Leading M&A lawyer David Friedlander has painted a rosy picture for the Australian M&A market in 2011.
Friedlander returned to Australia recently after attending the International Bar Association (IBA) international private equity transactions symposium in London on 30 November, where he moderated a discussion on key topics in the Asian market.
The Mallesons Stephen Jaques partner told Lawyers Weekly that "Asia is the fad" for many global private equity consortiums at the moment, and Australia was well positioned to capitalise on that trend.
"Everyone wants to do work in China, with India behind that," he said. "China can be a very hard place to do work and India, while it's fascinating and the authorities are attempting to facilitate removing barriers to foreign investment, can still be terribly turgid.
"Australia and Indonesia are well positioned to attract interest on the back of that, due to its proximity to Asia and the fact that Australia is viewed as a reasonable place to do business."
The M&A specialist also poured cold water on the idea that a recent ruling by the Australian Tax Office that asset sales from private equity firms would be classified as income and not capital gains would significantly dampen the market.
"Many other jurisdictions in Asia have similar tax arrangements, such as China and India, so I don't think it will be too much of an issue," he said.

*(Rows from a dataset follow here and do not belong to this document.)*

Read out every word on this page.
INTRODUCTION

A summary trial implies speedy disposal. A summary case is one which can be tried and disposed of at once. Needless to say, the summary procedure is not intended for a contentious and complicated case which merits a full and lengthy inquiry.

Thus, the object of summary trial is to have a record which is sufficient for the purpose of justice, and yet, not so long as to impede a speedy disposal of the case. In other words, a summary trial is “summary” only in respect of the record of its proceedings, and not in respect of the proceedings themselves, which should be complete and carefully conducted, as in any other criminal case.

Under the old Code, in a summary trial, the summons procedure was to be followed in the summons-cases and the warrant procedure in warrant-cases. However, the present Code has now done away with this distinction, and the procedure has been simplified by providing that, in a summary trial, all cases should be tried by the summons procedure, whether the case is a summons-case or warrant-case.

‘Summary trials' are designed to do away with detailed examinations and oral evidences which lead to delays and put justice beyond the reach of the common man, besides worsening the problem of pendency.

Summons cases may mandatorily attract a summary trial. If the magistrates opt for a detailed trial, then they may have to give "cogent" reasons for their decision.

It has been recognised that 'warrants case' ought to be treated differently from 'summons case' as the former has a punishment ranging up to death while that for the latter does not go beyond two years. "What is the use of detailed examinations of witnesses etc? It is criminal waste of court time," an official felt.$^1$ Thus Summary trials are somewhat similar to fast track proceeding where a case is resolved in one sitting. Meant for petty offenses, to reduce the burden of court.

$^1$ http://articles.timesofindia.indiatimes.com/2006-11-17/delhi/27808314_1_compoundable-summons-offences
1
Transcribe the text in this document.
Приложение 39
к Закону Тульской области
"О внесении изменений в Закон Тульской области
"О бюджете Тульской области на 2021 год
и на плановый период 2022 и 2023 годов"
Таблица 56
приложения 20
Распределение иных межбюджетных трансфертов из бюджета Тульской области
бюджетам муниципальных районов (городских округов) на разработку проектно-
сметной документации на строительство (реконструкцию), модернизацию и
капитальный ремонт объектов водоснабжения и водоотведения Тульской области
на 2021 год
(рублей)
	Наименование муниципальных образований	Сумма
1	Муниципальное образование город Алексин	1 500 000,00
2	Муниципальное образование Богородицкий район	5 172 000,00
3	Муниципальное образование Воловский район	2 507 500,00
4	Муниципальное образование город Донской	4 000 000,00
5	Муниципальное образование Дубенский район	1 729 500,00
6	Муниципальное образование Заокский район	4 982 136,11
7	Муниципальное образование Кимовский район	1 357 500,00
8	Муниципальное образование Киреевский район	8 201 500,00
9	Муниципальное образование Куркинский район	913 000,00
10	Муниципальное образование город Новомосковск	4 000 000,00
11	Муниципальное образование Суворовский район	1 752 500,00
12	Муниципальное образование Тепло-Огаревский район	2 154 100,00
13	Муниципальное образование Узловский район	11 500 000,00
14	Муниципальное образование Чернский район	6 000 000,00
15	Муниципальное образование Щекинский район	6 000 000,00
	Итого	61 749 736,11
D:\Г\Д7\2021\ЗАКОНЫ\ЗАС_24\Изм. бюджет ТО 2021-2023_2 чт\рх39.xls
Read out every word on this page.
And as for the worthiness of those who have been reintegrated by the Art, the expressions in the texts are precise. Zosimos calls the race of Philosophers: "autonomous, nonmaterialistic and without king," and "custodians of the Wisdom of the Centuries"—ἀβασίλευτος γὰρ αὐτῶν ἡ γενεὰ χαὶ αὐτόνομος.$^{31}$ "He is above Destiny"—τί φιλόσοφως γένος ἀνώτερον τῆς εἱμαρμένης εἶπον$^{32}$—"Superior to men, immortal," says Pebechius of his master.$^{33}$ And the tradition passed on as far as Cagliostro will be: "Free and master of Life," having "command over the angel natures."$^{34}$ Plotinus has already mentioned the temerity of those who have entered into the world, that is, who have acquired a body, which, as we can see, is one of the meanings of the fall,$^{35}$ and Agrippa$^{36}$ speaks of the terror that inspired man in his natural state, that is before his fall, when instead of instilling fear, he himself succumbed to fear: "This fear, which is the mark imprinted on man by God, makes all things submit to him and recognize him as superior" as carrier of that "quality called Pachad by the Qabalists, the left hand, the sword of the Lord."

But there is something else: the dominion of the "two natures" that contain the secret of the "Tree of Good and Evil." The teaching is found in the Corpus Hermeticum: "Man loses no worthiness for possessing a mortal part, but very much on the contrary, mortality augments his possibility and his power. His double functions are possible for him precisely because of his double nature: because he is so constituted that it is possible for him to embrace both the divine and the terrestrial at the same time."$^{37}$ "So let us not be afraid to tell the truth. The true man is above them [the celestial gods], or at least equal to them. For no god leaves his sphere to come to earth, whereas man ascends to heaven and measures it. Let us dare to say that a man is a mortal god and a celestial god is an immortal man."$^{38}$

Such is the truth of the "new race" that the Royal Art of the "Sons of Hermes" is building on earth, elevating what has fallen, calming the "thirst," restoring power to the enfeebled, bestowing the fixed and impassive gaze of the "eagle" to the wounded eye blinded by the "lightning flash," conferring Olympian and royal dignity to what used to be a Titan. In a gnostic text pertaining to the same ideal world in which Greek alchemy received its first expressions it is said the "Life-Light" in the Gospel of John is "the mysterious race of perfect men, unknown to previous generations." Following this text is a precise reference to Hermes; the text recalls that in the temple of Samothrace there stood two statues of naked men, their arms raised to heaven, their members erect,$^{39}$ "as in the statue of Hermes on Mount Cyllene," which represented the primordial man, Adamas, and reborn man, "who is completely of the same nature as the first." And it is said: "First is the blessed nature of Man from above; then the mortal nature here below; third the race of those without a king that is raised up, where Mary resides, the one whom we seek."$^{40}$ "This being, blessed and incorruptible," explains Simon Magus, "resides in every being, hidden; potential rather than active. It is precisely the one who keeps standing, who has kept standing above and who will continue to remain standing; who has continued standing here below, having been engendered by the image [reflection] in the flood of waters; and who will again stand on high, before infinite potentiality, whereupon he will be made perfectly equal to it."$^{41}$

He also predicted that with the maturing of the private equity market, more players will be expected to enter and that law firms had to keep in touch with both the upper and mid-level players to be in the best position to get work from the next generation of consortiums.
Friedlander's comments come on the back of a similarly buoyant prediction for private equity work in Australia for next year from Freehills partners Neil Pathak and Tony Damian.
However, unlike the Freehills duo, who released a top 10 predictions report for M&A in Australia in 2011, Friedlander does not expect to see more Federal Court challenges from the boards of corporations to Australian Competition and Consumer Commission (ACCC) statements that put the brakes on proposed takeovers or mergers.
"You would have to be very, very careful to initiate such action," he said. "For companies that enter the market rarely or on a one-off basis, such challenges might be looked at, but for large organisations that are active in the market and value their relationship with bodies such as the ACCC, you would be very reluctant to put them off-side."